It took two days for 14-year-old Rebecca Lohmann to figure out what she wanted to ask astronaut Chris Hadfield, commander of the International Space Station.

The Grade 9 student was one of a handful picked to ask Hadfield a question when he spoke via video connection to more than 500 students from Edmonton and area at the Telus World of Science on Tuesday. The event was put on by the Canadian Space Agency.

“Hello! This is Chris Hadfield from the International Space Station, and I read you loud and clear,” Hadfield said to the crowd as the connection went live.

Lohmann, a student at Bluffton School, found out last week she was one of the lucky ones, and decided to ask Hadfield what he missed most about being at home on Earth.

She said she didn’t know what to expect for an answer.

“I miss close human contact,” Hadfield told her. “It is a little bit isolated.

“And hot showers, I miss hot showers.”

Hadfield floated around while on screen, often letting go of his microphone in between questions to demonstrate the lack of gravity.

Queries about how a barf bag works, sleeping bag is used and keeping clean is done were asked, as were deeper questions, such as what Hadfield’s ultimate goal is that he hopes to achieve as commander of the ISS, asked by J.H. Picard Grade 9 student Cherry Chen.

“It’s to increase human understanding and human opportunity,” Hadfield responded. “Those two things.”

Many think he is already doing that.

Mathieu Landry, payload operations supervisor with the Canadian Space Agency, who introduced Hadfield and told students all about the ISS before the connection went live, said the astronaut has made space accessible through his social media posts – especially his photos on Twitter.

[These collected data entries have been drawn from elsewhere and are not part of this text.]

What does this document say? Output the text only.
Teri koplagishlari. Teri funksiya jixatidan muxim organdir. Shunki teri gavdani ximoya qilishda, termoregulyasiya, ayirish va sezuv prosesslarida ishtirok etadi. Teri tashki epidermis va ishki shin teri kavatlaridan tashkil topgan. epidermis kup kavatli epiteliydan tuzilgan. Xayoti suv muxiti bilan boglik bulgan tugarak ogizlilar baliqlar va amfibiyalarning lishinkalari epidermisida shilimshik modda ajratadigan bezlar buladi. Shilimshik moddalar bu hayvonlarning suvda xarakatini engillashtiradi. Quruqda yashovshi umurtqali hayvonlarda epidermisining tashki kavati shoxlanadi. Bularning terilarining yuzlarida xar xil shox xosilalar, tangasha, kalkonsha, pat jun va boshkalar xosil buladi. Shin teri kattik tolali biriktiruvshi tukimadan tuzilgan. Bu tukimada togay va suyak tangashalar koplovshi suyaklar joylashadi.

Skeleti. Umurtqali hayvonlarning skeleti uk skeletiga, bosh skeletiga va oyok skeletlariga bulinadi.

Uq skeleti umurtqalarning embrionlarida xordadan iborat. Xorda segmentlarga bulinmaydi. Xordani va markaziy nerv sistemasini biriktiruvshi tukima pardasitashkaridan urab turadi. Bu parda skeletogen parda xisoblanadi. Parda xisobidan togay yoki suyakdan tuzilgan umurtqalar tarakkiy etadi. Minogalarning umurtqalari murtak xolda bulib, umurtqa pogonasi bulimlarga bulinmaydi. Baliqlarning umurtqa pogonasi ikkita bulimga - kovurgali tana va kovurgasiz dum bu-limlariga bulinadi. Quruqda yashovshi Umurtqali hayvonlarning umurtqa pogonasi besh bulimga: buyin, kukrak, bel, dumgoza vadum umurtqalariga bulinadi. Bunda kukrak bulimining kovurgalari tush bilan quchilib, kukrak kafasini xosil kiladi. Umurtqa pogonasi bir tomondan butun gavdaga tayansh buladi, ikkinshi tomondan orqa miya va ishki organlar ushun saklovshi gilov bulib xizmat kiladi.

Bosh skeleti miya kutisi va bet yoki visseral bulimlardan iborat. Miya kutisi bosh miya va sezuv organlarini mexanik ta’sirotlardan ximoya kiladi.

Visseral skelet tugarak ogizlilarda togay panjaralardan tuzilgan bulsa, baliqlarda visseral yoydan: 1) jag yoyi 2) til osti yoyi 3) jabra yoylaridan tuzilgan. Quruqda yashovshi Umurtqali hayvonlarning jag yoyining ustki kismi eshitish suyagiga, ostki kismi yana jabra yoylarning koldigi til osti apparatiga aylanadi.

“It has raised a lot of awareness and inspiration and enthusiasm for space exploration,” he said.

That’s one of the reasons the Telus World of Science was overjoyed when the Canadian Space Agency approached them in early March with the idea for the event, which served as the agency’s first ever tweetup in western Canada.

“Of course we jumped at the chance,” said Frank Florian, VP of programs. “It’s really a once in a lifetime opportunity for these students… to talk to NASA on the ISS with one of our Canadian astronauts.

“It’s a big moment.”

And Hadfield did not disappoint.

In the 20 or so minutes he was connected live to Edmonton, he described some of the more than 100 experiments ongoing aboard the ISS, also noting the astronauts do have down time.

They must exercise for two hours each day in order to keep their muscles and bodies in proper working order – and they do have fun, as well.

Hadfield said some of the favourite ways to pass the time include playing games such as Scrabble, or making music on the guitar, ukelele and keyboard that are on board. But the view is a favourite activity at any time, he said.

“When you’ve got the world at your window, sometimes it’s hard to get to sleep at night.”

 By the numbers

  • Hadfield left Earth for the ISS on Dec. 19, 2012.
  • He became commander of the ISS – the first Canadian astronaut to do so – on March 13, 2013.
  • His mission will end on May 13, 2013  (weather pending).
  • The ISS, which has an entire surface space the size of five NHL hockey rinks, travels around the Earth 16 times per day, traveling at 28,000 kilometres per hour.